Global Communication and Thoughts From London

I always like to read ‘farewell’ comments by truly exceptional thinkers. When the editor of the single best publication we read (The Economist) retires, we pay attention. John Micklethwait has headed The Economist since 2006. In his farewell editorial (January 31, 2015) he notes that there are two great debates going on in the world today. The first is about income inequality. Globalization is allowing the well-educated and the already rich, to do better than ever in this interrelated world. And this is not just a developed country problem. The issue is a big one in the emerging world as well.

A second debate is what government can do or should do to address this. The Economist is a “liberal” publication in the old sense. It believes in open markets, individual freedom and in general, small government. But with inequality Mr. Micklethwait argues the state must act. Early education for instance is something government can invest in to help level the playing field.

There were other interesting snippets that crossed my desk this month. I have always been interested in how people communicate in a global world. English has become the default language today, so much so that there seems to be no number two. How did this come about? For one thing English got there first. Now that it is entrenched it will be difficult if not impossible to dislodge. And second, some of the potential competitors, like Mandarin are so darn difficult to master that, as the Wall Street Journal noted recently, if the Chinese do rule the world 100 years from now, they will most likely do so in English!

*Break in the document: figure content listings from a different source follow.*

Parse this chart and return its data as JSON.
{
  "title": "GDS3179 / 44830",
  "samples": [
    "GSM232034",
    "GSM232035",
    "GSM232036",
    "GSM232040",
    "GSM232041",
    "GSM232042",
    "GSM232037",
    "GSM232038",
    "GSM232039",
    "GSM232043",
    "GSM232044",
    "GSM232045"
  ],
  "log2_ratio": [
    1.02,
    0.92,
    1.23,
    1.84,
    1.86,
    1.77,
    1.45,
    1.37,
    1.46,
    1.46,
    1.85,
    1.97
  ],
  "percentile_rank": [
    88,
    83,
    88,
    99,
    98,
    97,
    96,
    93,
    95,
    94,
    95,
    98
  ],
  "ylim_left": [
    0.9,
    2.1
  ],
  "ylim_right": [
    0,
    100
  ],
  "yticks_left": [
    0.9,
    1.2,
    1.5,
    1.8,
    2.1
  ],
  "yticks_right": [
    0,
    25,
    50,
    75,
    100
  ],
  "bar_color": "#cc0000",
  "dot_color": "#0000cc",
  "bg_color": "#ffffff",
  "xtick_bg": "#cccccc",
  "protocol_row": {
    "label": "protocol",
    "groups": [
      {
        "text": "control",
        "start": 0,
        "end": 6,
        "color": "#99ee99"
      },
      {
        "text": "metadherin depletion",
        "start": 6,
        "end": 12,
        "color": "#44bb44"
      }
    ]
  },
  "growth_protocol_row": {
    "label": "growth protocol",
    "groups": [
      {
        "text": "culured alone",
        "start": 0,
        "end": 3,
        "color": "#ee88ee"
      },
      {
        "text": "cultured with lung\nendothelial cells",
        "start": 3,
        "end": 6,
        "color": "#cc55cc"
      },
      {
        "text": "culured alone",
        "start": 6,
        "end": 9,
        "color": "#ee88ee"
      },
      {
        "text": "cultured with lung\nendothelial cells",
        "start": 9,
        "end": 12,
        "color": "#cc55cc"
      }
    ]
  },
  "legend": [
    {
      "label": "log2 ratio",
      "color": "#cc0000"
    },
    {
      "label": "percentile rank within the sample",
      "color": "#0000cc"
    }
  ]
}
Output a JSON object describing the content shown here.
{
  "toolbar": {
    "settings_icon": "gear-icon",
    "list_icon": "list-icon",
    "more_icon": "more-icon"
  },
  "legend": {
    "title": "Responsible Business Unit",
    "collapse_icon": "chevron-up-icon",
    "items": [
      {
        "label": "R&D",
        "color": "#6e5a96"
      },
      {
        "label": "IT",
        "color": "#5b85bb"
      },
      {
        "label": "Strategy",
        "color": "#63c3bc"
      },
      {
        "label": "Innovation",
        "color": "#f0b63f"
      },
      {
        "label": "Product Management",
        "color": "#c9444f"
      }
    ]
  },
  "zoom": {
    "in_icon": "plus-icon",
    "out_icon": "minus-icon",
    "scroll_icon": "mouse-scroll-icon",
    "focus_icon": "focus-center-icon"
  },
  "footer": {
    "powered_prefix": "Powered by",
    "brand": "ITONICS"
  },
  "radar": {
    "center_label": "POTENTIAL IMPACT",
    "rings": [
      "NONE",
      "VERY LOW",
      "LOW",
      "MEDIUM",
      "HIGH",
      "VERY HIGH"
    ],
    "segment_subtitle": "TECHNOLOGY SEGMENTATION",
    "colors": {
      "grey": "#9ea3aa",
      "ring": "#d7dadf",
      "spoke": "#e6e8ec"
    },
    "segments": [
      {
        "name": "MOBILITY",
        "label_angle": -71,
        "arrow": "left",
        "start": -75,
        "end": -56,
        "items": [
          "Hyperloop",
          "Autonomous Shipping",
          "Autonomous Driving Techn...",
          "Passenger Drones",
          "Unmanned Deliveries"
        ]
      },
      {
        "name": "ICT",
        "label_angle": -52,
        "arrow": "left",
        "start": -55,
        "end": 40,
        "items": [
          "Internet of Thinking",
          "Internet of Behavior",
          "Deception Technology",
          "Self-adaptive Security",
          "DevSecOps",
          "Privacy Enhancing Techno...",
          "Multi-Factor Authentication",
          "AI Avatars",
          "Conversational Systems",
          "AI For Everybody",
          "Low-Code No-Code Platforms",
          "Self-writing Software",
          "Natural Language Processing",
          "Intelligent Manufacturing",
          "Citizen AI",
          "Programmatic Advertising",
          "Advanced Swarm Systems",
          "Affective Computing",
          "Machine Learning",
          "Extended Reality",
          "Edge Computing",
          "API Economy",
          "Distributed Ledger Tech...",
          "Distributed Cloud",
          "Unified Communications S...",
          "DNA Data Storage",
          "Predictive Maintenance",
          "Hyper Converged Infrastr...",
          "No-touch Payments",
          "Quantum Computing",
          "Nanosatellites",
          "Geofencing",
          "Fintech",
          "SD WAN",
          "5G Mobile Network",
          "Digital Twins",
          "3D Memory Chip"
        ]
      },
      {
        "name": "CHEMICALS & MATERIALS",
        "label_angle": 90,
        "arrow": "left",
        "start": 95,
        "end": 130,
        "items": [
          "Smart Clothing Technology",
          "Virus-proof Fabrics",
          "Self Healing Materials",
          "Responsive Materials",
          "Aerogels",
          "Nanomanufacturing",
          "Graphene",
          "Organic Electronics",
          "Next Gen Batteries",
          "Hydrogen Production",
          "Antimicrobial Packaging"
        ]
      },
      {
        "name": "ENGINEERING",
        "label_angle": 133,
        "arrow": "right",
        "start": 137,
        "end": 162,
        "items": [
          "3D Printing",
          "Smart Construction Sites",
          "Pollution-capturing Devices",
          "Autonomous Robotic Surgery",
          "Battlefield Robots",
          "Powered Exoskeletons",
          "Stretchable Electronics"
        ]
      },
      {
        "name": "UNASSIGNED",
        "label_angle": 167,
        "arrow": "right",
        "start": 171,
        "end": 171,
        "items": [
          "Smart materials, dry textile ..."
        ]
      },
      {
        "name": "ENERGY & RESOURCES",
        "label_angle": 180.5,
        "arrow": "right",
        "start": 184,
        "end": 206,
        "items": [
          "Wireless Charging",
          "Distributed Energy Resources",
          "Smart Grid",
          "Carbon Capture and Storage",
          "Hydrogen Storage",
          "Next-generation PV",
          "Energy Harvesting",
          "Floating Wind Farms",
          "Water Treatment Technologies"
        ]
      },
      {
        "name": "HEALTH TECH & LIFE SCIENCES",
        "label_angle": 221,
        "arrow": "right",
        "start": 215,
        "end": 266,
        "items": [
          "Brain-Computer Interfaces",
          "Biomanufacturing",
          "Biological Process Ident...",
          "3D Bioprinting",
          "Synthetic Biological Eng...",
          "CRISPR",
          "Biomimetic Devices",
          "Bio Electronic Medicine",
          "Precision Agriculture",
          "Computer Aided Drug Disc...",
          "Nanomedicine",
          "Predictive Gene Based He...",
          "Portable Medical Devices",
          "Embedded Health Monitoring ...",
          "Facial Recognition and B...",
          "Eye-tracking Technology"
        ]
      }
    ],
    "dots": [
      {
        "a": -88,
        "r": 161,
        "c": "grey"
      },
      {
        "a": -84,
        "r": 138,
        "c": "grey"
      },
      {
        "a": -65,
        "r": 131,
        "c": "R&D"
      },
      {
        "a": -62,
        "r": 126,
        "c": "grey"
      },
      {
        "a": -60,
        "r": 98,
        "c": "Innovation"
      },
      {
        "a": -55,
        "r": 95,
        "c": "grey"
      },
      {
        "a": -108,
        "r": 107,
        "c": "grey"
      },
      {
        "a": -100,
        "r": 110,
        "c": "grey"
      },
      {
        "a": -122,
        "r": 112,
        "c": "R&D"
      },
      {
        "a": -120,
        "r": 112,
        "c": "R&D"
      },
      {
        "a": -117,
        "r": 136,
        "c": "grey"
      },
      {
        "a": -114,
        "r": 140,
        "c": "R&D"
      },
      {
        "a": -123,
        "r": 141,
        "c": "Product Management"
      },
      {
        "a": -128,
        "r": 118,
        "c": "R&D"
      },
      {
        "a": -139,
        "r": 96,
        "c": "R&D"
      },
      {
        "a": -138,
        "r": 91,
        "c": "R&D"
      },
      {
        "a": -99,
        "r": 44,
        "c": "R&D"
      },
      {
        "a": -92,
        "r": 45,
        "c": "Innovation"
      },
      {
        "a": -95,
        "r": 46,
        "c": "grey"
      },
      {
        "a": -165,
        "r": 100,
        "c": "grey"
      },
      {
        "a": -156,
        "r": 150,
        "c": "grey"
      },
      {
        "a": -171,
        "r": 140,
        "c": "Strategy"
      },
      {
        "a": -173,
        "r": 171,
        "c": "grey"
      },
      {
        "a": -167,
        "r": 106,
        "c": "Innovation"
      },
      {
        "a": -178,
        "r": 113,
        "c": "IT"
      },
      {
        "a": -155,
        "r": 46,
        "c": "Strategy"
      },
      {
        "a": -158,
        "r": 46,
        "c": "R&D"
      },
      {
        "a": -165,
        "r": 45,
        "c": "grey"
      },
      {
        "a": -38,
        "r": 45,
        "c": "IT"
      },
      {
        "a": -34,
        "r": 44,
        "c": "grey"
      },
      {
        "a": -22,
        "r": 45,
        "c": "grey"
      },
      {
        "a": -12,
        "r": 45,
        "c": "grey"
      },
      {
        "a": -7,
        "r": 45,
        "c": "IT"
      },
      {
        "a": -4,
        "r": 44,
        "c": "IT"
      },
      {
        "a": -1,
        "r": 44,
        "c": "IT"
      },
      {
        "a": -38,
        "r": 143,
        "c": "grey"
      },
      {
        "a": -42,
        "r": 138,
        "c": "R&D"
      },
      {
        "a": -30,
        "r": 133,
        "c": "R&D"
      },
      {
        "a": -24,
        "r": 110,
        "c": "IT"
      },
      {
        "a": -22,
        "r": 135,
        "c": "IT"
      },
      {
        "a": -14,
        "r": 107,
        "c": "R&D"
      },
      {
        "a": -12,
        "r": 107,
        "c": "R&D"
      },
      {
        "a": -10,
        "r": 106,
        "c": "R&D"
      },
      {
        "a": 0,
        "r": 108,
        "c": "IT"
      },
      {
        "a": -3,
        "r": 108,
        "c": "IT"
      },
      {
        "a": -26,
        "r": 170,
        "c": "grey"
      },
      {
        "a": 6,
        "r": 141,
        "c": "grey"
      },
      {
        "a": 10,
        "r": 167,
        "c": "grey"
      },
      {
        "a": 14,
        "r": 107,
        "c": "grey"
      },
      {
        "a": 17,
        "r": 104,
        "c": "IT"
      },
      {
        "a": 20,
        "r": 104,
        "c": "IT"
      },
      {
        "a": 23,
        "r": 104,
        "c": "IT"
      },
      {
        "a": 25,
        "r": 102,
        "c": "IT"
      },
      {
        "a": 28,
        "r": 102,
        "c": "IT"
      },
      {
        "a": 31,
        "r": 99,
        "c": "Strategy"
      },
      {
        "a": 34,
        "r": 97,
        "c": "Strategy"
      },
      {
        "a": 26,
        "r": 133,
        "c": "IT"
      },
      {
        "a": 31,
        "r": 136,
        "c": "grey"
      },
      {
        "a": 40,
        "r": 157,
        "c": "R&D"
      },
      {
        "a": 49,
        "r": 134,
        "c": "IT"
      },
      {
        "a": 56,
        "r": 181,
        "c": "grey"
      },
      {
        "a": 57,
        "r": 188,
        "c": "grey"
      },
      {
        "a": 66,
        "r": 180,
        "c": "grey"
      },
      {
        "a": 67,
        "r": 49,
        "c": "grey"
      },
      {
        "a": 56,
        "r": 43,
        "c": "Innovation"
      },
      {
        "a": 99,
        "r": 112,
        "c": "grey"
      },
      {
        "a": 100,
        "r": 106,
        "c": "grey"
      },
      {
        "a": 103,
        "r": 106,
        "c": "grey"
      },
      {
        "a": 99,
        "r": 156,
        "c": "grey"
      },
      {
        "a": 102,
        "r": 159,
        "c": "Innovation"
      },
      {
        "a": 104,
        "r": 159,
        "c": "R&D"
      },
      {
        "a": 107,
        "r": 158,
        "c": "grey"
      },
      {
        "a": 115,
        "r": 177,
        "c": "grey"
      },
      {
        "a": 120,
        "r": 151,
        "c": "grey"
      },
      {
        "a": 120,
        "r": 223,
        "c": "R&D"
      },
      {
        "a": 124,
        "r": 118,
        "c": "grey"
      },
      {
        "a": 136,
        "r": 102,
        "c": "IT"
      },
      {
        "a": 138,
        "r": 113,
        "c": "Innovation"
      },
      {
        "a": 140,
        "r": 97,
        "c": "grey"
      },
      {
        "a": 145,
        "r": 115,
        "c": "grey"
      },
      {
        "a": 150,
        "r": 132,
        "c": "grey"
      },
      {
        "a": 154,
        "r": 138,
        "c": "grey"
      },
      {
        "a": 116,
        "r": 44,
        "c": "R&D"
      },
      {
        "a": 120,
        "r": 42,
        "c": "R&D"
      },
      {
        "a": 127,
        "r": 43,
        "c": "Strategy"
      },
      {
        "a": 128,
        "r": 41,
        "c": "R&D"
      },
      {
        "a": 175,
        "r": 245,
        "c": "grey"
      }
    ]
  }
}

Another interesting note is that as more non-native English speakers outside the US use English, more American immigrants, especially adults (see chart below) are less fluent in English. And finally, one of the most interesting places to witness the use of English is the United Arab Emirates and Qatar. The population of the Gulf States is only about 10% local meaning everyone else is an imported worker. The only common denominator is English. A Wall Street Journal article noted that on a recent Emirates (Dubai based) flight to the U.S., the crew came from twenty different countries, speaking twenty-two different languages. Some serious training challenges here.